A lot of games from that late ’90s era have aged poorly, but Super Mario 64 is still fun to play. Its controls are responsive, and its levels give players a lot variety and challenge. Despite being the first notable 3D platformer, it might still be the best one ever made.

The success of Super Mario 64 quickly brought on a new wave of 3D platformers. Rare, which was owned by Nintendo at the time, made its own classics with the Banjo-Kazooie series, while Sony would try to compete with the Spyro series. But Super Mario 64 really inspired all 3D games.

Nintendo 64

Above: Peach’s Castle from Super Mario 64.

Image Credit: Super Mario 64

“Anyone who makes 3D games who says they’ve not borrowed something from Mario [64] or Zelda [Ocarina of Time] is lying,” Grand Theft Auto maker Rockstar’s head writer and vice president for creative Dan Houser told the New York Times.

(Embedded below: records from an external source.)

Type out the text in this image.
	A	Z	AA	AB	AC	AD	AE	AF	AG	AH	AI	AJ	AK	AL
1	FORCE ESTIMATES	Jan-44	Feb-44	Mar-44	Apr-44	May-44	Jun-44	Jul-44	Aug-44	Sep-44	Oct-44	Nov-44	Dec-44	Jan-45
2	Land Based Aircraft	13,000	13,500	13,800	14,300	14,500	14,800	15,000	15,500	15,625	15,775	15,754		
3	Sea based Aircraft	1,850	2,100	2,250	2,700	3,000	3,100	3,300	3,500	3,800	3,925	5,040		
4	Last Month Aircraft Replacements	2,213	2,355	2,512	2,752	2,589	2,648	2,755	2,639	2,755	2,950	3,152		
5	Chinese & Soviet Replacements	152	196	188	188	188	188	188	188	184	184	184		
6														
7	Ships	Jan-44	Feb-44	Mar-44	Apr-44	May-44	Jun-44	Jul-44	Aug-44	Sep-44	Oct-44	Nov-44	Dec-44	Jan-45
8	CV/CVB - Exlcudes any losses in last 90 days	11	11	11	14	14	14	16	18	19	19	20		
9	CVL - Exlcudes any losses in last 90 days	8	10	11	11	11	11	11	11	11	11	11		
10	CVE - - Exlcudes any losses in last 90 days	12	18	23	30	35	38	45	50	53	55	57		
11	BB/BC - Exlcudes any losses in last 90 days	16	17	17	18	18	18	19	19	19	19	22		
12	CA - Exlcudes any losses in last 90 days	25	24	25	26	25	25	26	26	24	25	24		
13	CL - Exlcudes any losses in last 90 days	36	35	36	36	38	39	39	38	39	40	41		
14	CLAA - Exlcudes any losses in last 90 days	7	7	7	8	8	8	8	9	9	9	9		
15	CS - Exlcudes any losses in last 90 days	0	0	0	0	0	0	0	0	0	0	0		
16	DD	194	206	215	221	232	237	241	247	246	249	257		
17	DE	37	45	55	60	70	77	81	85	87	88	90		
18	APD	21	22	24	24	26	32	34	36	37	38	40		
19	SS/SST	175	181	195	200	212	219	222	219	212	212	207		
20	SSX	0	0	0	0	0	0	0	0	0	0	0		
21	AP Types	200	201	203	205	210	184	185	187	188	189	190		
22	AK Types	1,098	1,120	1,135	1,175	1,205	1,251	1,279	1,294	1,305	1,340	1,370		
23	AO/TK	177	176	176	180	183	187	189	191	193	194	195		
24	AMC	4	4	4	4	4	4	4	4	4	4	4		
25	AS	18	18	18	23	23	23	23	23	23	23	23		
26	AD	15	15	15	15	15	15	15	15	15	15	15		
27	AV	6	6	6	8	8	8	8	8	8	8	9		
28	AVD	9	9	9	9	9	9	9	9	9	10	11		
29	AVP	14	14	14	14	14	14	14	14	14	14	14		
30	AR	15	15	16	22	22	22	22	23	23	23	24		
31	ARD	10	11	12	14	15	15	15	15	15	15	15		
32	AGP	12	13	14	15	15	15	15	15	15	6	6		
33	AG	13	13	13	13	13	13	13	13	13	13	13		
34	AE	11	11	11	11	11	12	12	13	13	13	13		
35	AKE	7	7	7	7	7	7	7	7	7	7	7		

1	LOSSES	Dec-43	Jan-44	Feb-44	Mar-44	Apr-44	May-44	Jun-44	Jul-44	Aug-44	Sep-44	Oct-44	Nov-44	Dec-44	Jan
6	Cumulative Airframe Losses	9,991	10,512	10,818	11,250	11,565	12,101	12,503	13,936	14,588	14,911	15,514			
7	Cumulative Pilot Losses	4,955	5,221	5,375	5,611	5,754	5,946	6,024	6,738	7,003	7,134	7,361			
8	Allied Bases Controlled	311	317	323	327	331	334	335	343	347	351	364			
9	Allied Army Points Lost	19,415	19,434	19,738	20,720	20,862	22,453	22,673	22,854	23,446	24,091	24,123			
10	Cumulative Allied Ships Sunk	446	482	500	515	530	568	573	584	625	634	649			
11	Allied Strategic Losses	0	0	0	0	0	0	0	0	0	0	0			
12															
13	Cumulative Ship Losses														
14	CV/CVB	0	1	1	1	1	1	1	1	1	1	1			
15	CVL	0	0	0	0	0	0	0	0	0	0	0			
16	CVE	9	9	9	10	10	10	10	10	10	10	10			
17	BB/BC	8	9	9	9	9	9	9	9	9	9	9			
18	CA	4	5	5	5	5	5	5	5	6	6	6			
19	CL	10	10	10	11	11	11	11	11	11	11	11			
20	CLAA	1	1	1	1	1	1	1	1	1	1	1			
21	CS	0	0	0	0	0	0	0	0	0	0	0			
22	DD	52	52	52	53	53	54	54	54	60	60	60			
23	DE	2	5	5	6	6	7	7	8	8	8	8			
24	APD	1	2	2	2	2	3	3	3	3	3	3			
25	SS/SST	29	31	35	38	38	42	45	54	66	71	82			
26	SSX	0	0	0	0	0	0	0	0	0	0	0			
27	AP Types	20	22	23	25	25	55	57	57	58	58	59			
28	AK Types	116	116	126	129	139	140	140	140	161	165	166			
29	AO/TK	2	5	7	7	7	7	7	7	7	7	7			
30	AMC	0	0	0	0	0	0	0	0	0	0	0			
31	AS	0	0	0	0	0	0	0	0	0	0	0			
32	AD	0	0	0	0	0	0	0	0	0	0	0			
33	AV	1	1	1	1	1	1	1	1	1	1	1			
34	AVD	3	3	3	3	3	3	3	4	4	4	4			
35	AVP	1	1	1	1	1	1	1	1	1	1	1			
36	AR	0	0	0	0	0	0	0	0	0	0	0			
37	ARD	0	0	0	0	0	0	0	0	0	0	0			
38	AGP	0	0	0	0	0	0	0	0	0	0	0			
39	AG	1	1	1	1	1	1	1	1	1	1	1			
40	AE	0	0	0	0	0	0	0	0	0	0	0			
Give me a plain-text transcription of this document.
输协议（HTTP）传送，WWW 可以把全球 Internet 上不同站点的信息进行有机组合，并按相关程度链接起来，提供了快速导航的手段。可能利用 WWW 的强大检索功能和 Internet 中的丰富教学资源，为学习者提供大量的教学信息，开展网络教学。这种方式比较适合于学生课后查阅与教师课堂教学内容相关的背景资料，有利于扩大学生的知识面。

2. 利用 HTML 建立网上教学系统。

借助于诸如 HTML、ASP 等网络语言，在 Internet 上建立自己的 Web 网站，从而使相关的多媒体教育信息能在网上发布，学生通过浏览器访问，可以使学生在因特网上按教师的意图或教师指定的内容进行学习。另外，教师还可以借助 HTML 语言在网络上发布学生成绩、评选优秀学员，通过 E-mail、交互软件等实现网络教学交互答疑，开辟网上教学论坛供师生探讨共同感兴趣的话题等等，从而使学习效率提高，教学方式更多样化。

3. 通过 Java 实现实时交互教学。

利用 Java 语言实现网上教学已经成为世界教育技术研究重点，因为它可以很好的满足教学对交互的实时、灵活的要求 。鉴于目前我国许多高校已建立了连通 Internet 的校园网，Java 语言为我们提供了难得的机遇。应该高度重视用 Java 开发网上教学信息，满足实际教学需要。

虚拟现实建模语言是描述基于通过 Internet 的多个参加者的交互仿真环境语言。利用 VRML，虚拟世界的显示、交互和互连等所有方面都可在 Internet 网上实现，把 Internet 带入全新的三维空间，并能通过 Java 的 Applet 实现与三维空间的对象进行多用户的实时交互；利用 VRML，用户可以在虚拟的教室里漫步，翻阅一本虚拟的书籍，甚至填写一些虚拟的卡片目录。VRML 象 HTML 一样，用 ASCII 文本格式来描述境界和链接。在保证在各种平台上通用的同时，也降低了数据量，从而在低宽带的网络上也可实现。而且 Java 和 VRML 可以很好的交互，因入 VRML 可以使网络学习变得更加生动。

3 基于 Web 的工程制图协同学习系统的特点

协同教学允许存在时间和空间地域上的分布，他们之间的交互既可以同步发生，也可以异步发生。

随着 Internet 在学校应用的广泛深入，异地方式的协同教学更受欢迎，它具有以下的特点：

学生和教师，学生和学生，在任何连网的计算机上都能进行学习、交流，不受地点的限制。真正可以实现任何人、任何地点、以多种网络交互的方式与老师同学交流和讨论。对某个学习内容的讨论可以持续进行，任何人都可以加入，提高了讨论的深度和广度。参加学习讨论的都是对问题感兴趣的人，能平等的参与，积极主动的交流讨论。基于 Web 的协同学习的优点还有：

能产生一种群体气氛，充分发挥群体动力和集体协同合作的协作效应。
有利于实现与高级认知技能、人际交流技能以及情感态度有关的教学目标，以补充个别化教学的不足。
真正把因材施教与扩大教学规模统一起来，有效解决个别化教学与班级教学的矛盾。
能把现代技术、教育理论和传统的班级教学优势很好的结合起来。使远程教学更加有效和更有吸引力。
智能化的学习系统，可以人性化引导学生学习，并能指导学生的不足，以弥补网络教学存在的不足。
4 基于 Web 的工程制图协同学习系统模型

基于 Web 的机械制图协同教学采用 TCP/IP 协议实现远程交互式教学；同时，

Super Mario 64 began a series of 3D Mario games, which include Super Mario Sunshine for the GameCube, Super Mario Galaxy and Super Mario Galaxy 2 for the Wii, Super Mario 3D Land for the 3DS, and Super Mario 3D World for the Wii U. All of these games still retain the basic gameplay established 20 years ago in Super Mario 64.

Super Mario 64 itself was remade for the DS portable in 2004, which added extra playable characters in Luigi, Yoshi, and Wario. The original was also released digitally on the Wii and Wii U.

Mario has starred in dozens of great games, but Super Mario 64 might be his best adventure ever. In another 20 years, it’ll still hold up as a masterpiece.